A bill being proposed by state Reps. Tommy Benton (R-Jefferson) and Terry England (R-Auburn) would allow counties to display historical documents on public property. That would allow the Commandments to make an encore appearance, though alongside other documents of historical significance.
House Bill 941, which would also be co-sponsored by state Rep. Timothy Bearden (R-Villa Rica), was pre-filed in November before the General Assembly session that will reopen in January. The Mayflower Compact of 1620, the Declaration of Independence, the U.S. Constitution, and the Commandments are documents specifically included in the bill, according to the Associated Press.
“They just can’t pick up the Ten Commandments and hang it. It is to be hung in context with the other documents to show the historical significance,” England said in the AP story. “The Ten Commandments were the basis for our country’s Constitution.”
It is not believed that such a law would violate the federal court order which dictated the Commandment’s original removal, said Barrow County attorney Angela Davis.
Some pro-Commandments groups have resisted such displays, saying they would lessen the Commandment’s impact and place them in the realm of ancient documents with little contemporary relevance.

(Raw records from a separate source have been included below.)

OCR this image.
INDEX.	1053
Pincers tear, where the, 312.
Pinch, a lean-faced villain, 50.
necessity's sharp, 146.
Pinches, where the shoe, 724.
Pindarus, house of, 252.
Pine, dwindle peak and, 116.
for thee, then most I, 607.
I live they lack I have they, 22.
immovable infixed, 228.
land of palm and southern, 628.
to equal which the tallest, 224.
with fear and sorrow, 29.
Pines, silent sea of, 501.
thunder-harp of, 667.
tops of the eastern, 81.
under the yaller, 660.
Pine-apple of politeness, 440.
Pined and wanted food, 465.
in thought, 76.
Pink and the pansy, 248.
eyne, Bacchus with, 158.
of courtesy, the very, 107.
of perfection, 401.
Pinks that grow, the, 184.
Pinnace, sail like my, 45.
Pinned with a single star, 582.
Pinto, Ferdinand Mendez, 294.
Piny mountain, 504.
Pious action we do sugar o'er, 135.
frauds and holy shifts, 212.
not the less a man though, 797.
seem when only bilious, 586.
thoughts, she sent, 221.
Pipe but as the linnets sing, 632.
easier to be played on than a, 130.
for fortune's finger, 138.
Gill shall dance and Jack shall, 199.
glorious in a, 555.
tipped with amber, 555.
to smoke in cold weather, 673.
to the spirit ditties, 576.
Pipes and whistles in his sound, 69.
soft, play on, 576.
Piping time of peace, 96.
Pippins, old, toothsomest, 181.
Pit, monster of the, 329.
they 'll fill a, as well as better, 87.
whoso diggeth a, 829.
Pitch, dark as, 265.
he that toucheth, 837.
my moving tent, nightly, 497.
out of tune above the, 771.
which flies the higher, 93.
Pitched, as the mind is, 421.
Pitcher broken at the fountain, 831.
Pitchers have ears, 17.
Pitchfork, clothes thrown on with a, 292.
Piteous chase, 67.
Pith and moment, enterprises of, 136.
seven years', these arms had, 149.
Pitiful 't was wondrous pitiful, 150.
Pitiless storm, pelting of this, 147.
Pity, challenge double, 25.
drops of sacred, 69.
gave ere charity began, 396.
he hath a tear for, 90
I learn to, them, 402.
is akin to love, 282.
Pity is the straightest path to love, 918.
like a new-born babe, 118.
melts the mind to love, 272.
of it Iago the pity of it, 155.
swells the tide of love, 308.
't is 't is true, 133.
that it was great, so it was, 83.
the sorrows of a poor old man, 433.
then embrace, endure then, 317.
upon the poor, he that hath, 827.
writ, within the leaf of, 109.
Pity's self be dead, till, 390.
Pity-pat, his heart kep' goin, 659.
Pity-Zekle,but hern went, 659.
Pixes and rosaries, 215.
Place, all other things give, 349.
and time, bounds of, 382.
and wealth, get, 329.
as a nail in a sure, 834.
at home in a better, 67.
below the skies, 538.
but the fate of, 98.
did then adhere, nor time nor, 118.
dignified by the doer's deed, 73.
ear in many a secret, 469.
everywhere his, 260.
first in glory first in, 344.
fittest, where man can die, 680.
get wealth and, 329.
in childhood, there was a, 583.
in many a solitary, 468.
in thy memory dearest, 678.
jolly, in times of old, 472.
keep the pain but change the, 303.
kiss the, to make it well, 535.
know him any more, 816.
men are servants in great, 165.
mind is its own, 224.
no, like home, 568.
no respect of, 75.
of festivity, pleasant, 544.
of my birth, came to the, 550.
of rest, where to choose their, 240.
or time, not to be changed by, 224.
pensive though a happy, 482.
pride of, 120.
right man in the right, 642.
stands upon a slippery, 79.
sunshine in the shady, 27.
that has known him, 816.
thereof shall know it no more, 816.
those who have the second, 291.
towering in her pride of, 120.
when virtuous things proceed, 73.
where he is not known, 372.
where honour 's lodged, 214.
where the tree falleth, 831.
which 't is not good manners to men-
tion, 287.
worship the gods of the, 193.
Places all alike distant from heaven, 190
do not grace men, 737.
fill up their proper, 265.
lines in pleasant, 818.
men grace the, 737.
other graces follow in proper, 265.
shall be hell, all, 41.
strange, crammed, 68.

But others believe such a compromise may be acceptable if other avenues have been exhausted.
Mike Griffin, director of Ten Commandments Georgia, a non-profit group seeking to promote the Commandments in the everyday life of people, says credit for the development should go to an unlikely group.
“The people we should thank the most in all of this are the ACLU and offended citizens of the country who have brought this to the forefront,” he said. “They have given attention to the Ten Commandments that has been needed in this country.
“Politicians see that support for the Commandments has a broad base. It’s not a Baptist thing; it’s not even a Christian thing. People have an appreciation for moral decency and therefore appreciate the Ten Commandments.”